Twice I saw Archie win the British Empire Trophy at Oulton Park, in 1955 and 1957, and the first of these victories was especially gratifying to him, for a year earlier, following a protest by some sweetheart of a rival, the authorities had declined to allow him to race. Although his entries soon came to be accepted without question in British events, it was a different matter abroad, heartbreaking for one of the very fastest drivers of his time.
Scott Brown’s cause was widely championed, however, and ultimately foreign opposition began to wilt, as logically it had to do: not only was Archie almost unbeatable in British sportscar racing, he had also proved immensely fast in a handful of F1 races with a Connaught in 1956, holding off – until his fragile car broke – Moss’s Maserati at Goodwood, and finishing second to Stirling’s Vanwall in the International Trophy at Silverstone.
This was indeed a racing driver. Also a man of great charm and insouciance. If his Lister had a failing, it was that its brakes were not the equal of its performance, and at Oulton in ’57, as I waited for him to sign my programme, someone asked its raffish driver what he would do if they disappeared altogether. “Go on without ’em, old boy!” came the answer. At 11, I was vastly impressed by that.
The Lister took the first of many victories that day, and Archie was in the lead, too, when he crashed to his death at Spa a year later. Before the race in Belgium, he had lost a battle at Silverstone with the Ecurie Ecosse Lister of Masten Gregory, and was hell-bent on redressing the balance.
“The defeat by Gregory unsettled him,” Lister remembers. “I think it shocked him that he could be beaten by a similar car.

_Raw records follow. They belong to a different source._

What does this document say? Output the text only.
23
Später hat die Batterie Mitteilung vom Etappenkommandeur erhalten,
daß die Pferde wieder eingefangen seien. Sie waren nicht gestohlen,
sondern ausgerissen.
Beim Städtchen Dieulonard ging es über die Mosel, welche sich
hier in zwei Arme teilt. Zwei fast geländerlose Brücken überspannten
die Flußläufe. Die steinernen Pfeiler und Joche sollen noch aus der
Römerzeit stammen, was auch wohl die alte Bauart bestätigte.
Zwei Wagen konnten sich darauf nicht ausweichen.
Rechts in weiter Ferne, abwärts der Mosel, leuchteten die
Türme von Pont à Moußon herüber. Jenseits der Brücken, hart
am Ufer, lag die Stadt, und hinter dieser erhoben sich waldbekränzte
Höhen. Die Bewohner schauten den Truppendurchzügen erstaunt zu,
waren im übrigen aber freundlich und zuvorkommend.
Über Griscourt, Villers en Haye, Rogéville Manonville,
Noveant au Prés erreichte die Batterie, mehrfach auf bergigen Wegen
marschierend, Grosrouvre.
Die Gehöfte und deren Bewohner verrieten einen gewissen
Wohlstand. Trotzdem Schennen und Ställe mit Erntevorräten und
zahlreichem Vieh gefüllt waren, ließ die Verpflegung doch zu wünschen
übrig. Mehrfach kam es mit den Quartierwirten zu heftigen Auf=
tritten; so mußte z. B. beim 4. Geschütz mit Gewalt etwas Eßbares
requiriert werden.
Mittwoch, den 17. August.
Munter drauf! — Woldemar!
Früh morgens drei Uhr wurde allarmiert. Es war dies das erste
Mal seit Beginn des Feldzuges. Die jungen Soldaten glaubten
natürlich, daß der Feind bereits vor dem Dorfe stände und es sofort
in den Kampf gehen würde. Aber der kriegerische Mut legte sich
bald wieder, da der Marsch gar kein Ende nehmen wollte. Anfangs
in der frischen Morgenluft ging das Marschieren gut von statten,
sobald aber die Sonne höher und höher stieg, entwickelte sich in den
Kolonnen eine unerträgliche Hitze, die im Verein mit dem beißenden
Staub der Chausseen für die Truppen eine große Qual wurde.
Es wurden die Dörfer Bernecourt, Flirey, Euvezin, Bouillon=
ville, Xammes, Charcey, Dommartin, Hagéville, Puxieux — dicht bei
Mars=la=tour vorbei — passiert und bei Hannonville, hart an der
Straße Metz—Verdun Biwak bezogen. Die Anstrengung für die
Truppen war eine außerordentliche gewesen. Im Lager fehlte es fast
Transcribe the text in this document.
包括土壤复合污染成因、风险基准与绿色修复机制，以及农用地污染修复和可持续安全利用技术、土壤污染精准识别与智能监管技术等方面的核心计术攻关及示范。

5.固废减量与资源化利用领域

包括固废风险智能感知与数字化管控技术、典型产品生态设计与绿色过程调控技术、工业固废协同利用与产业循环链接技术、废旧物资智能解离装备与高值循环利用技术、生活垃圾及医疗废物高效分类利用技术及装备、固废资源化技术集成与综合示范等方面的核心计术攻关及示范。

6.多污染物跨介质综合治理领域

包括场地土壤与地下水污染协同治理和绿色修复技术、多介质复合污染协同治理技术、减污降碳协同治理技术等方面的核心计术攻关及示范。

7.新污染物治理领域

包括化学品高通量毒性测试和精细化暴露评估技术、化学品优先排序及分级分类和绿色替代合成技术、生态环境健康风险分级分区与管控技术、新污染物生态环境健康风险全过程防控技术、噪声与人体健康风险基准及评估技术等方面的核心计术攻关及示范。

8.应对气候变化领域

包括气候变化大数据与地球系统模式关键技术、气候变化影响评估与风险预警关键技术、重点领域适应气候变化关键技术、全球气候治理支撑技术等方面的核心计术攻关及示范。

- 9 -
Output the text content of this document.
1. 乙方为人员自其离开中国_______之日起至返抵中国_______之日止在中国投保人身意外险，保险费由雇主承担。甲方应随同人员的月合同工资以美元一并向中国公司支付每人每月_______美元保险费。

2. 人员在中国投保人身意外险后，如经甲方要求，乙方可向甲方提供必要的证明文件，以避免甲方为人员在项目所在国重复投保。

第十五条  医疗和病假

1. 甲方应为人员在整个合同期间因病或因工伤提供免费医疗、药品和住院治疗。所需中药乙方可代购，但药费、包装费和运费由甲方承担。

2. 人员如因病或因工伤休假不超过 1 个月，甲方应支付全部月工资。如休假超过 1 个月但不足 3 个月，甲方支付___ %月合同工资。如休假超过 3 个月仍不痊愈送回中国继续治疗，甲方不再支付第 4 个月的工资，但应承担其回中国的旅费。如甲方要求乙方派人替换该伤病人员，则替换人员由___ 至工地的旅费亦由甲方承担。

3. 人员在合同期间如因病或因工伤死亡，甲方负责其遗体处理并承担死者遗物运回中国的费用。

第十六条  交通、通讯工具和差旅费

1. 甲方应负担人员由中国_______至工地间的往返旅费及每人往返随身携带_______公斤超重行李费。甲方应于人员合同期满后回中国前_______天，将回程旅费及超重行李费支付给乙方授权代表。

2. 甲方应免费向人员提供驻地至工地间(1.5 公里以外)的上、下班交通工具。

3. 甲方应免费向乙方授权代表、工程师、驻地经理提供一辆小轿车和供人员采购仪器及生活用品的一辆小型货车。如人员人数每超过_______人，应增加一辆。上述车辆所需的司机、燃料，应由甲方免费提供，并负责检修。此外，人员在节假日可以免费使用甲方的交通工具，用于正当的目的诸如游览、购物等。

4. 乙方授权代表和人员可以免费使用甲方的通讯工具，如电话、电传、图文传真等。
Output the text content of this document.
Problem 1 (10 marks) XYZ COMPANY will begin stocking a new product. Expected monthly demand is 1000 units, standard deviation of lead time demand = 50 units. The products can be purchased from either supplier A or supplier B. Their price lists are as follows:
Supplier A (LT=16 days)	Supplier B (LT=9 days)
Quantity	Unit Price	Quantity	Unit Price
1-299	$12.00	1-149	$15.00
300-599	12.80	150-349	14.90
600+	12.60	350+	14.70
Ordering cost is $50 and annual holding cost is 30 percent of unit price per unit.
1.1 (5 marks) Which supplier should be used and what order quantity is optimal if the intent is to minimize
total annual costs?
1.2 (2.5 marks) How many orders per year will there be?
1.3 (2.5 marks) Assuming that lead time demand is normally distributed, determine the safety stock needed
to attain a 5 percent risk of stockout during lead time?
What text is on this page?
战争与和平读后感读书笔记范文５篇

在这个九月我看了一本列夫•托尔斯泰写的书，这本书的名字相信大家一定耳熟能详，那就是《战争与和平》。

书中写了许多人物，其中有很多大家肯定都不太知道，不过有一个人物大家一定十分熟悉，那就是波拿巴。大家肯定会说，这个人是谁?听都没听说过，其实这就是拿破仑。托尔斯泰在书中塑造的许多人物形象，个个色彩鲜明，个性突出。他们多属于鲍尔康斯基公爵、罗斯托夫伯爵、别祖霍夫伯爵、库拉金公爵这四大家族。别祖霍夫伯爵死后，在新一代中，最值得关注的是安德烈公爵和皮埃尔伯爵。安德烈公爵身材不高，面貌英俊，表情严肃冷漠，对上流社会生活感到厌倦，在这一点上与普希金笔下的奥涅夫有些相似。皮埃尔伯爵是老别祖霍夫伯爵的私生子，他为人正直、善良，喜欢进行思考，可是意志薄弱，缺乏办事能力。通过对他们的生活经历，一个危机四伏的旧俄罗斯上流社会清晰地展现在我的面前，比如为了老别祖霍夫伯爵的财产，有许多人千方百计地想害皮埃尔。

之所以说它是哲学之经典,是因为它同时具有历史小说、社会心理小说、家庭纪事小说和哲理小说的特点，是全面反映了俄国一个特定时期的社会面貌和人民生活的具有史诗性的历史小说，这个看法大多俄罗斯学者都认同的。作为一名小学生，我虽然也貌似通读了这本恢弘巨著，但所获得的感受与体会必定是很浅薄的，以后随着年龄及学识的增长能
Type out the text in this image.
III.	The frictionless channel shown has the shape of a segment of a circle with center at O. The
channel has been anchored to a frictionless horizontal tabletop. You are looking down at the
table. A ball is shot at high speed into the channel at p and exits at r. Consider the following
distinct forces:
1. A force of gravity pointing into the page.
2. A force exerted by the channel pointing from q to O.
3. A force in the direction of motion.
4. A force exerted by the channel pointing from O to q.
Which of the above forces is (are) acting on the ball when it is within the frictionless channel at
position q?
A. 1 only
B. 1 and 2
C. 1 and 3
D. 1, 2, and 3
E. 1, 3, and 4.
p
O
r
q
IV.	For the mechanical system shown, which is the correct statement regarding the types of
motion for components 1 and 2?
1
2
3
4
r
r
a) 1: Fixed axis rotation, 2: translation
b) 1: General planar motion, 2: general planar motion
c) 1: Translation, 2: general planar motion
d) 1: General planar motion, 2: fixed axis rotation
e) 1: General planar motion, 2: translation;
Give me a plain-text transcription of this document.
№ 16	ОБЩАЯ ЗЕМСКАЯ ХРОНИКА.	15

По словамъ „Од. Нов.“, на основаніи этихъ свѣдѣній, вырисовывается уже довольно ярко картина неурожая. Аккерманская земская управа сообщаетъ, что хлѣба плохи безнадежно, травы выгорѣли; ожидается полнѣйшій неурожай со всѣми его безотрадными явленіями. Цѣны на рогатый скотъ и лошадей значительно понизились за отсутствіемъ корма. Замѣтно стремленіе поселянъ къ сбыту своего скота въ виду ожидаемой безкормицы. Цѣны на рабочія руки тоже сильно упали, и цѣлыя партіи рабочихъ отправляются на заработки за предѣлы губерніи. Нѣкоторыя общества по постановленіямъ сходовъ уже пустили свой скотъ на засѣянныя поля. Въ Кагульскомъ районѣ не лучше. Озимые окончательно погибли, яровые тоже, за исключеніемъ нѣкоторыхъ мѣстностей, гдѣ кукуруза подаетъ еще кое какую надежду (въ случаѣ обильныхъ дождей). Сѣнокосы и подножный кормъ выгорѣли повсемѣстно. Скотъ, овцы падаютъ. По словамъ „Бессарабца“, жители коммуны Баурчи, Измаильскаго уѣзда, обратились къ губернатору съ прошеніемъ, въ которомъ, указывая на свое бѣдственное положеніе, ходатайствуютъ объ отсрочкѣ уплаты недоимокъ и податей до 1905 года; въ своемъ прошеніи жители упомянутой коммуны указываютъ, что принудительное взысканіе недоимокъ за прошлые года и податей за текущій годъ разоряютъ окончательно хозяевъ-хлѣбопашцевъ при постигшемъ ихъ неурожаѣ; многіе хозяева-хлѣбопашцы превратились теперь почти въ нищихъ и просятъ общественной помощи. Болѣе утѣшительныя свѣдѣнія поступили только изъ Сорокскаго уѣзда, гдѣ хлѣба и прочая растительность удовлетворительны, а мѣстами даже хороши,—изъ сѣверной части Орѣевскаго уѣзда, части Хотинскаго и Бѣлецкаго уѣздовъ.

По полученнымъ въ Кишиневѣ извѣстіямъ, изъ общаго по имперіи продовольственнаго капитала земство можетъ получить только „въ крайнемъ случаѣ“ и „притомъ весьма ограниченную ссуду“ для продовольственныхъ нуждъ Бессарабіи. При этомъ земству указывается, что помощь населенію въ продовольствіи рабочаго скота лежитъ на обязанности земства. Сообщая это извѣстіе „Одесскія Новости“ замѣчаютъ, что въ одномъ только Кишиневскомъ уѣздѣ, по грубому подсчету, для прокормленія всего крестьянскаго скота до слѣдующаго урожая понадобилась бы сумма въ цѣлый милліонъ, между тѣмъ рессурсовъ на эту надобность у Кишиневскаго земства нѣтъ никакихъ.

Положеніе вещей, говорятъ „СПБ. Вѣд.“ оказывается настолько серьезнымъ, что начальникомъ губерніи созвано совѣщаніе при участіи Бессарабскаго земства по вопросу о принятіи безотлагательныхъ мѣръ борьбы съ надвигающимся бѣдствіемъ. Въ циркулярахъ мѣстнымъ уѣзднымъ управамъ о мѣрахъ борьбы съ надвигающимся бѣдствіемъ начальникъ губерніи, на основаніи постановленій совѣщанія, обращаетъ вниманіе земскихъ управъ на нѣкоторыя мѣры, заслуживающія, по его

He’d sometimes lost to cars from other manufacturers, but this time it was another Lister, and there’s no doubt he wanted to prove at Spa that he was still the master, as far as Listers were concerned. It was a hell of a race between them for the first few laps; it’s such a desperate shame that he overcooked it…”
A little over a year after Scott Brown’s death, Lister withdrew from motor racing. On 1 August 1959, he was driving back from Brands Hatch when he heard on the radio that the French ace Jean Behra had been killed at Avus. “There had been some discussions about Behra driving for us, and then when I got home my wife told me that Ivor Bueb, who’d often driven for us, had died from injuries received the previous weekend. And I thought then, ‘That’s it.’ I didn’t want to be part of it any more.
“Looking back, I had it pretty easy,” Brian says. “I was lucky because the car’s chassis didn’t change very much over the years, and of course I had the wonderful association with Don Moore, who always did our engines. On top of that, I was blessed with one of the most brilliant drivers that ever lived. I can still remember Fangio coming into our pit, watching Archie go by, then grinning and saying something in Spanish which I didn’t understand, but which was obviously very complimentary!
“Certainly, it’s true that it was never the same for me after Archie. I suppose even now part of me is still trying to adjust to the fact that he was killed. We had a bloody good team – but how do you carry on when one of the main members has departed?”
The day Archie Scott Brown died, 41 years ago, was one of typically capricious weather at Spa, with the track dry in parts, wet in others. Archie went off at the left-hander before La Source, where Dick Seaman had died before him, where the modern pits now sit. Invariably he comes to my thoughts when I am there. It was just so the other weekend.